Installations by Architects, Experiments in Building and Design
Authors: Sarah Bonnemaison , Ronit Eisenbach
Princeton Architectural Press
LAb[au] featured project:
Touch - interactive urban installation
chapter4 about : public space
page 174-175
The proposed book, Building Questions: Installations by Architects, argues that architectural installations are a form of design research. These site-specific, ephemeral constructions transform spectators into participants and extend the discipline of architecture by highlighting the relationship between design theory and practice. Installations have developed since the 1980s, spurred in part by the rise of museums as venues for exhibiting architectural work and influenced by site-specific environments created by artists. While ephemeral architecture has a long history in festivals and world exhibitions (described in the introduction to the book), we are focusing here on the particular phenomena of contemporary installations as an exciting and emerging category of practice.
Installations by architects embody or even foreshadow the "cutting edge" of architecture by allowing for design experimentation. Freed from the mandates of function, clients, building regulations and market-driven budgets, installations offer architects an opportunity to foreground questions that are part of the theoretical and cultural context of architecture.
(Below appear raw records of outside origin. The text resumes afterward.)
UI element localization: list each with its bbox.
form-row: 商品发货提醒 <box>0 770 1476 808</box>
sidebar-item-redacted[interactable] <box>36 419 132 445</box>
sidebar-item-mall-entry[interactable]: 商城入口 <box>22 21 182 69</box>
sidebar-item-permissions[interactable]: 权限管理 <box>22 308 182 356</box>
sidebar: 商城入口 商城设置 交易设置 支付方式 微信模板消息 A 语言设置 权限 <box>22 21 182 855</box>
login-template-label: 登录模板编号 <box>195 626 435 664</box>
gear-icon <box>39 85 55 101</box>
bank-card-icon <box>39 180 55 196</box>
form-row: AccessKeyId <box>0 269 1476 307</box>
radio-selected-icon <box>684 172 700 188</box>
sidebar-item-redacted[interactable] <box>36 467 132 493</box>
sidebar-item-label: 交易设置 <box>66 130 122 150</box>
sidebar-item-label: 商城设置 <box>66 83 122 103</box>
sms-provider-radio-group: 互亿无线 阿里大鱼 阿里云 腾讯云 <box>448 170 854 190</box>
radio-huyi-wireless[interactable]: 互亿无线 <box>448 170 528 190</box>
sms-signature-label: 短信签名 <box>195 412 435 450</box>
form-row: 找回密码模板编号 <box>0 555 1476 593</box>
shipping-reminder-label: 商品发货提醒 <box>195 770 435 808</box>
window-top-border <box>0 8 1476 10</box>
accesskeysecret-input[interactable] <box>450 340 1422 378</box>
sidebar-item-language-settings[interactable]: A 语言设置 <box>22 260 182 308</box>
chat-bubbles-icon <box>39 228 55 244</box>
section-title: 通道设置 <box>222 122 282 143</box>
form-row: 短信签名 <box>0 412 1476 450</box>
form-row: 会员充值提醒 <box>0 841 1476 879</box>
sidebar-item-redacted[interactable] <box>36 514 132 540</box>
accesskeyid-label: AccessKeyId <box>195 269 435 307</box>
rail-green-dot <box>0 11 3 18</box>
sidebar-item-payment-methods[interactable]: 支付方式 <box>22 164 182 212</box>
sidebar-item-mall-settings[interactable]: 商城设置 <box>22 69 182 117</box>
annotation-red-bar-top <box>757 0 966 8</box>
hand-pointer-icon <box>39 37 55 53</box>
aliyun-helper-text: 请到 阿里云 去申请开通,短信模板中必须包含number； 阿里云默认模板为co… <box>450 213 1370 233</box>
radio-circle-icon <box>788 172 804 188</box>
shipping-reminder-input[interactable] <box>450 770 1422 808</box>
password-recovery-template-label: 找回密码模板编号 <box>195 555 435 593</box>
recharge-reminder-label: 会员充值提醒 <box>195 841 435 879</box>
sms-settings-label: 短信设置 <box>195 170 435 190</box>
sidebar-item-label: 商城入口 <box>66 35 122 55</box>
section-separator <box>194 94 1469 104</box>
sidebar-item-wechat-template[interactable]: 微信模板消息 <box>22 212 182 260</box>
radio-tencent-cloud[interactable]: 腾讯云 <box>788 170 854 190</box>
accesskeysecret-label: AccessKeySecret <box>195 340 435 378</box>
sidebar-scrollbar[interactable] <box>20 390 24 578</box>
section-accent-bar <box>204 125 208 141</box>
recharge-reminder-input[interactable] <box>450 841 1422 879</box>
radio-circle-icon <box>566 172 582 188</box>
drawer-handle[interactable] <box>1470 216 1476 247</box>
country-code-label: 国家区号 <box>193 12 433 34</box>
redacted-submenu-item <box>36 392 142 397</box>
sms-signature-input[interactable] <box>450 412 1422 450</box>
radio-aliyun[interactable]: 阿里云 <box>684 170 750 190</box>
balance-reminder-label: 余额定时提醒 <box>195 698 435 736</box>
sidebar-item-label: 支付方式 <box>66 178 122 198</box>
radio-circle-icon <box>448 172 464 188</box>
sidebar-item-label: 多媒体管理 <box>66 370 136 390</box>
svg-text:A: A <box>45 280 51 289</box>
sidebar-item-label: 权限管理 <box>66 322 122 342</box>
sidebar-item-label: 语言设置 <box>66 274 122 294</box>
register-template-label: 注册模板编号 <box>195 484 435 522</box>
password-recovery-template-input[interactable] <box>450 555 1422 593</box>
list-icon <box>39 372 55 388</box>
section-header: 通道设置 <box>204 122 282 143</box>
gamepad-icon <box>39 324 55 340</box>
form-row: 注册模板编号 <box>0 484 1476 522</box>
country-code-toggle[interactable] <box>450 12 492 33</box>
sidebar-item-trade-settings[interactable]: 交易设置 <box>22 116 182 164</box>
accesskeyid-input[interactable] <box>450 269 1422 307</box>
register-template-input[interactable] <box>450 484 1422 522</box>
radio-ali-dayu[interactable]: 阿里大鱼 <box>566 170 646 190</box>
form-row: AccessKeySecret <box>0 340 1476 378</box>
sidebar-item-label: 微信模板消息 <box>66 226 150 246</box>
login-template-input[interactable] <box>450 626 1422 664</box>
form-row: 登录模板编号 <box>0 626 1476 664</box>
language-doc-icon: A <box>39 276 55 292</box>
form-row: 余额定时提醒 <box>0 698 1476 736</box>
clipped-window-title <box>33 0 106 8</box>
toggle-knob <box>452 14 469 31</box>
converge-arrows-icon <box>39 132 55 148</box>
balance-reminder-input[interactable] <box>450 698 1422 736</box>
Through installations, architects have engaged in critical, often controversial issues, explored the effects of built work, and advanced the experimental edge of construction in ways that conventionally commissioned buildings cannot. Installations are quick sketches or studies for new, potentially enduring visions of the world.
The book focuses on installations by architects that contribute to theoretical discussions about architecture and the built environment and examines this work as a group. In contrast to built works of architecture, which must necessarily be many things to many people, installations generally focus ona specific issue in the field of architecture. By examining this body of work as a whole, we can better consider how it contributes to a range of critical topics in architecture. Although an extensive list of installations will be included as an appendix, the book is not meant to be a survey but rather a series of investigations framed around major issues facing the discipline today. We will argue that these themes — body, tectonics, nature, public space, memory, and domesticity — raise important questions for the field as a whole and cover critical conversations within architecture today. Each chapter analyzes in depth a number of exemplary projects that articulate critical questions, and includes additional ones as references to create constellations of work that share similar theoretical ideas. Through a process of layering, patterns in the discussions emerge and are brought forward for reflection in the postscript.
While the essays draw on current theoretical debates, the authors are careful to avoid specialized jargon in order to make the text accessible and enjoyable. The book is oriented to both a general audience interested in architecture and art, and to design professionals. We also anticipate that the essays will attract a wider readership from art history, museum and cultural studies, gender studies, and human geography (in terms of issues relating to public spaces). As conceived, the book is intended to link the academic community with the architectural community by demonstrating how architects have been advancing a set of shared issues through installation work. This book is directed towards making installations more available, understandable, and relevant to these different audiences, by showing how they bridge disciplines and are a unique and provocative tool in thinking about the built environment.
This book complements the literature on contemporary architecture and its relationship to theory and practice. While several exhibition catalogues place the practice of installation within current architectural preoccupations, there is still no book that looks at this phenomenon in its larger historical and theoretical context. Building Questions: Installations by Architects proposes to fill this gap by focusing thematically on this emerging and exciting practice.